Cole Turpin, Logan Lin, Jarvis Green and Josh Turpin on the opening day of the Poly Produce Stand at Vista Grande. Credit: Logan Lin / Courtesy

Editor’s note: This article is available in Spanish here.

Disappointed by the lack of fresh fruit and vegetable options available at Campus Dining locations, three freshmen roommates took matters into their own hands and started a business that would provide students with easy access to fresh fruit and vegetables. 

After composing a proposal, business administration freshmen Logan Lin and siblings Cole Turpin and Josh Turpin sent their idea to Campus Dining officials. After a couple of months, the idea turned into what is now Poly Produce, a stand outside of Vista Grande that sells a variety of fresh produce to students on Tuesdays from 12 p.m. to 3 p.m.

According to Director of Campus Dining Jess Dozier, students often come to Campus Dining with observations of problems, but they do not always have a clear solution or vision to fix the problem. 

These three roommates, however, came to Dozier and executive chef Chris Dunham with data from students and a well-thought-out idea. 

In a survey the three roommates sent out to freshmen, 85% of the 1,012 who responded claimed they did not have easy access to fresh fruit and vegetables on campus, and 95% answered that there was not enough variety of fruits and vegetables on campus.  

A few years ago, a couple of students put together a similar concept where they sold fruits and vegetables at night by the University Union, but it was not very successful, Dunham said. 

Knowing that the previous model for this business idea was not successful, the team came up with solutions that would hopefully get more traffic such as putting the stand closer to the freshmen dorms and doing it during the day. 

According to Lin, on Tuesday, February 14, the stand opened to students for the very first time, and sold out completely within 15 minutes. 

For the first day, they sold $650 worth of produce.

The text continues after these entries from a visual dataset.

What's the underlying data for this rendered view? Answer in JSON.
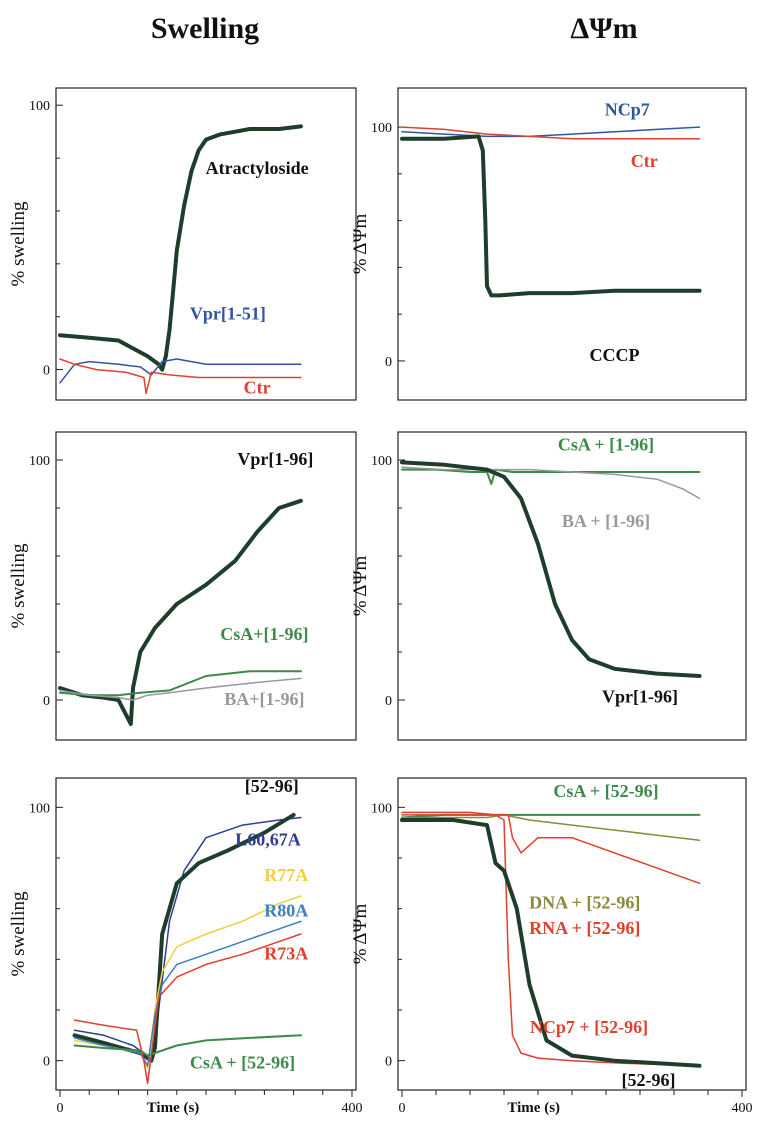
{
  "columns": [
    {
      "title": "Swelling"
    },
    {
      "title": "ΔΨm"
    }
  ],
  "chart_data": [
    {
      "type": "line",
      "panel": "swelling-top",
      "column": 0,
      "row": 0,
      "ylabel": "% swelling",
      "xlabel": "",
      "xlim": [
        0,
        400
      ],
      "ylim": [
        -10,
        105
      ],
      "yticks": [
        "0",
        "100"
      ],
      "series": [
        {
          "name": "Atractyloside",
          "color": "#1f3d2b",
          "width": 4,
          "x": [
            0,
            40,
            80,
            100,
            120,
            135,
            140,
            145,
            150,
            155,
            160,
            170,
            180,
            190,
            200,
            210,
            220,
            240,
            260,
            300,
            330
          ],
          "y": [
            13,
            12,
            11,
            8,
            5,
            2,
            0,
            5,
            15,
            30,
            45,
            62,
            75,
            83,
            87,
            88,
            89,
            90,
            91,
            91,
            92
          ]
        },
        {
          "name": "Vpr[1-51]",
          "color": "#2f56a0",
          "width": 1.5,
          "x": [
            0,
            20,
            40,
            80,
            110,
            125,
            140,
            160,
            200,
            260,
            330
          ],
          "y": [
            -5,
            2,
            3,
            2,
            1,
            -2,
            3,
            4,
            2,
            2,
            2
          ]
        },
        {
          "name": "Ctr",
          "color": "#e0402f",
          "width": 1.5,
          "x": [
            0,
            20,
            50,
            90,
            115,
            118,
            125,
            150,
            190,
            260,
            330
          ],
          "y": [
            4,
            2,
            0,
            -1,
            -3,
            -9,
            -1,
            -2,
            -3,
            -3,
            -3
          ]
        }
      ],
      "annotations": [
        {
          "text": "Atractyloside",
          "color": "#111111",
          "x": 270,
          "y": 74
        },
        {
          "text": "Vpr[1-51]",
          "color": "#2f56a0",
          "x": 230,
          "y": 19
        },
        {
          "text": "Ctr",
          "color": "#e0402f",
          "x": 270,
          "y": -9
        }
      ]
    },
    {
      "type": "line",
      "panel": "dpsim-top",
      "column": 1,
      "row": 0,
      "ylabel": "% ΔΨm",
      "xlabel": "",
      "xlim": [
        0,
        400
      ],
      "ylim": [
        -15,
        115
      ],
      "yticks": [
        "0",
        "100"
      ],
      "series": [
        {
          "name": "NCp7",
          "color": "#2f56a0",
          "width": 1.5,
          "x": [
            0,
            50,
            100,
            150,
            200,
            250,
            300,
            350
          ],
          "y": [
            98,
            97,
            96,
            96,
            97,
            98,
            99,
            100
          ]
        },
        {
          "name": "Ctr",
          "color": "#e0402f",
          "width": 1.5,
          "x": [
            0,
            50,
            100,
            150,
            200,
            250,
            300,
            350
          ],
          "y": [
            100,
            99,
            97,
            96,
            95,
            95,
            95,
            95
          ]
        },
        {
          "name": "CCCP",
          "color": "#1f3d2b",
          "width": 4,
          "x": [
            0,
            50,
            90,
            95,
            98,
            100,
            105,
            110,
            115,
            150,
            200,
            250,
            300,
            350
          ],
          "y": [
            95,
            95,
            96,
            90,
            60,
            32,
            28,
            28,
            28,
            29,
            29,
            30,
            30,
            30
          ]
        }
      ],
      "annotations": [
        {
          "text": "NCp7",
          "color": "#2f56a0",
          "x": 265,
          "y": 105
        },
        {
          "text": "Ctr",
          "color": "#e0402f",
          "x": 285,
          "y": 83
        },
        {
          "text": "CCCP",
          "color": "#111111",
          "x": 250,
          "y": 0
        }
      ]
    },
    {
      "type": "line",
      "panel": "swelling-middle",
      "column": 0,
      "row": 1,
      "ylabel": "% swelling",
      "xlabel": "",
      "xlim": [
        0,
        400
      ],
      "ylim": [
        -15,
        110
      ],
      "yticks": [
        "0",
        "100"
      ],
      "series": [
        {
          "name": "Vpr[1-96]",
          "color": "#1f3d2b",
          "width": 4,
          "x": [
            0,
            30,
            60,
            80,
            97,
            100,
            110,
            130,
            160,
            200,
            240,
            270,
            300,
            330
          ],
          "y": [
            5,
            2,
            1,
            0,
            -10,
            5,
            20,
            30,
            40,
            48,
            58,
            70,
            80,
            83
          ]
        },
        {
          "name": "CsA+[1-96]",
          "color": "#3d8a4a",
          "width": 2,
          "x": [
            0,
            40,
            80,
            110,
            150,
            200,
            260,
            330
          ],
          "y": [
            3,
            2,
            2,
            3,
            4,
            10,
            12,
            12
          ]
        },
        {
          "name": "BA+[1-96]",
          "color": "#999999",
          "width": 1.5,
          "x": [
            0,
            40,
            80,
            100,
            120,
            150,
            200,
            260,
            330
          ],
          "y": [
            4,
            2,
            1,
            0,
            2,
            3,
            5,
            7,
            9
          ]
        }
      ],
      "annotations": [
        {
          "text": "Vpr[1-96]",
          "color": "#111111",
          "x": 295,
          "y": 98
        },
        {
          "text": "CsA+[1-96]",
          "color": "#3d8a4a",
          "x": 280,
          "y": 25
        },
        {
          "text": "BA+[1-96]",
          "color": "#999999",
          "x": 280,
          "y": -2
        }
      ]
    },
    {
      "type": "line",
      "panel": "dpsim-middle",
      "column": 1,
      "row": 1,
      "ylabel": "% ΔΨm",
      "xlabel": "",
      "xlim": [
        0,
        400
      ],
      "ylim": [
        -15,
        110
      ],
      "yticks": [
        "0",
        "100"
      ],
      "series": [
        {
          "name": "CsA + [1-96]",
          "color": "#3d8a4a",
          "width": 2,
          "x": [
            0,
            40,
            80,
            100,
            105,
            110,
            130,
            200,
            260,
            350
          ],
          "y": [
            96,
            96,
            95,
            95,
            90,
            96,
            95,
            95,
            95,
            95
          ]
        },
        {
          "name": "BA + [1-96]",
          "color": "#999999",
          "width": 1.5,
          "x": [
            0,
            50,
            100,
            150,
            200,
            250,
            300,
            330,
            350
          ],
          "y": [
            97,
            96,
            96,
            96,
            95,
            94,
            92,
            88,
            84
          ]
        },
        {
          "name": "Vpr[1-96]",
          "color": "#1f3d2b",
          "width": 4,
          "x": [
            0,
            50,
            100,
            120,
            140,
            160,
            180,
            200,
            220,
            250,
            300,
            350
          ],
          "y": [
            99,
            98,
            96,
            93,
            84,
            65,
            40,
            25,
            17,
            13,
            11,
            10
          ]
        }
      ],
      "annotations": [
        {
          "text": "CsA + [1-96]",
          "color": "#3d8a4a",
          "x": 240,
          "y": 104
        },
        {
          "text": "BA + [1-96]",
          "color": "#999999",
          "x": 240,
          "y": 72
        },
        {
          "text": "Vpr[1-96]",
          "color": "#111111",
          "x": 280,
          "y": -1
        }
      ]
    },
    {
      "type": "line",
      "panel": "swelling-bottom",
      "column": 0,
      "row": 2,
      "ylabel": "% swelling",
      "xlabel": "Time (s)",
      "xlim": [
        0,
        400
      ],
      "ylim": [
        -10,
        110
      ],
      "yticks": [
        "0",
        "100"
      ],
      "xticks": [
        "0",
        "400"
      ],
      "series": [
        {
          "name": "L60,67A",
          "color": "#2f3f8f",
          "width": 1.5,
          "x": [
            20,
            60,
            100,
            115,
            125,
            135,
            150,
            170,
            200,
            250,
            300,
            330
          ],
          "y": [
            12,
            10,
            6,
            3,
            0,
            20,
            55,
            75,
            88,
            93,
            95,
            96
          ]
        },
        {
          "name": "[52-96]",
          "color": "#1f3d2b",
          "width": 4,
          "x": [
            20,
            60,
            110,
            125,
            130,
            140,
            160,
            190,
            230,
            280,
            320
          ],
          "y": [
            10,
            7,
            3,
            0,
            5,
            50,
            70,
            78,
            83,
            90,
            97
          ]
        },
        {
          "name": "R77A",
          "color": "#f0d040",
          "width": 1.5,
          "x": [
            20,
            60,
            110,
            120,
            130,
            140,
            160,
            200,
            250,
            300,
            330
          ],
          "y": [
            8,
            6,
            3,
            -3,
            20,
            35,
            45,
            50,
            55,
            62,
            65
          ]
        },
        {
          "name": "R80A",
          "color": "#3a7fc0",
          "width": 1.5,
          "x": [
            20,
            60,
            110,
            120,
            130,
            140,
            160,
            200,
            250,
            300,
            330
          ],
          "y": [
            9,
            6,
            3,
            -2,
            18,
            30,
            38,
            42,
            47,
            52,
            55
          ]
        },
        {
          "name": "R73A",
          "color": "#e0402f",
          "width": 1.5,
          "x": [
            20,
            60,
            105,
            115,
            120,
            135,
            160,
            200,
            250,
            300,
            330
          ],
          "y": [
            16,
            14,
            12,
            0,
            -9,
            25,
            33,
            38,
            42,
            47,
            50
          ]
        },
        {
          "name": "CsA + [52-96]",
          "color": "#3d8a4a",
          "width": 2,
          "x": [
            20,
            60,
            110,
            120,
            140,
            160,
            200,
            260,
            330
          ],
          "y": [
            6,
            5,
            4,
            2,
            4,
            6,
            8,
            9,
            10
          ]
        }
      ],
      "annotations": [
        {
          "text": "[52-96]",
          "color": "#111111",
          "x": 290,
          "y": 106
        },
        {
          "text": "L60,67A",
          "color": "#2f3f8f",
          "x": 285,
          "y": 85
        },
        {
          "text": "R77A",
          "color": "#f0d040",
          "x": 310,
          "y": 71
        },
        {
          "text": "R80A",
          "color": "#3a7fc0",
          "x": 310,
          "y": 57
        },
        {
          "text": "R73A",
          "color": "#e0402f",
          "x": 310,
          "y": 40
        },
        {
          "text": "CsA + [52-96]",
          "color": "#3d8a4a",
          "x": 250,
          "y": -3
        }
      ]
    },
    {
      "type": "line",
      "panel": "dpsim-bottom",
      "column": 1,
      "row": 2,
      "ylabel": "% ΔΨm",
      "xlabel": "Time (s)",
      "xlim": [
        0,
        400
      ],
      "ylim": [
        -10,
        110
      ],
      "yticks": [
        "0",
        "100"
      ],
      "xticks": [
        "0",
        "400"
      ],
      "series": [
        {
          "name": "CsA + [52-96]",
          "color": "#3d8a4a",
          "width": 2,
          "x": [
            0,
            50,
            100,
            130,
            200,
            260,
            350
          ],
          "y": [
            96,
            97,
            97,
            97,
            97,
            97,
            97
          ]
        },
        {
          "name": "DNA + [52-96]",
          "color": "#8a8a3a",
          "width": 1.5,
          "x": [
            0,
            50,
            100,
            120,
            150,
            200,
            250,
            300,
            350
          ],
          "y": [
            96,
            96,
            96,
            97,
            95,
            93,
            91,
            89,
            87
          ]
        },
        {
          "name": "RNA + [52-96]",
          "color": "#e0402f",
          "width": 1.5,
          "x": [
            0,
            80,
            100,
            125,
            130,
            140,
            160,
            200,
            250,
            300,
            350
          ],
          "y": [
            97,
            97,
            97,
            97,
            88,
            82,
            88,
            88,
            82,
            76,
            70
          ]
        },
        {
          "name": "NCp7 + [52-96]",
          "color": "#e0402f",
          "width": 1.5,
          "x": [
            0,
            80,
            110,
            120,
            125,
            130,
            140,
            160,
            200,
            260,
            350
          ],
          "y": [
            98,
            98,
            97,
            95,
            40,
            10,
            3,
            1,
            0,
            -1,
            -2
          ]
        },
        {
          "name": "[52-96]",
          "color": "#1f3d2b",
          "width": 4,
          "x": [
            0,
            60,
            100,
            110,
            120,
            135,
            150,
            170,
            200,
            250,
            350
          ],
          "y": [
            95,
            95,
            93,
            78,
            75,
            60,
            30,
            8,
            2,
            0,
            -2
          ]
        }
      ],
      "annotations": [
        {
          "text": "CsA + [52-96]",
          "color": "#3d8a4a",
          "x": 240,
          "y": 104
        },
        {
          "text": "DNA + [52-96]",
          "color": "#8a8a3a",
          "x": 215,
          "y": 60
        },
        {
          "text": "RNA + [52-96]",
          "color": "#e0402f",
          "x": 215,
          "y": 50
        },
        {
          "text": "NCp7 + [52-96]",
          "color": "#e0402f",
          "x": 220,
          "y": 11
        },
        {
          "text": "[52-96]",
          "color": "#111111",
          "x": 290,
          "y": -10
        }
      ]
    }
  ]
}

For the next Tuesday, they bought $3,000 worth of produce and sold about $2,500 of it, Lin said. 

“The second time we did it there was around 50 to 100 people waiting in line, which was [a] pretty great feeling,” Lin said. “It felt like this is working, and you know we can see this as a long term thing.”

Using the Cal Poly class of 2026 Snapchat story, Lin sends out a survey each week for students to take, asking which produce they would like to buy for an upcoming week. He then puts this information into a pie chart and sends it over to Dunham, who orders the produce based on the most popular answers. 

According to Lin, the most popular produce so far has been mangoes, strawberries and blueberries.

The produce is sourced from Vesta Foodservice and is sold to students at a minimal cost plus arrangement. Students are able to purchase the produce using their meal plan money on their PolyCard. 

“In this case, this is very much a service model,” Dozier said. “It’s meant just to cover its own cost. It’s not actually making a profit really at all yet.”

Lin and his roommates were hired by Campus Dining as associates to get paid for their time selling the produce. However, Lin said that his top priority was to give back to Cal Poly and its students. 

“It’s not a way for me to make money,” Lin said. “It’s a way for me to help other students.”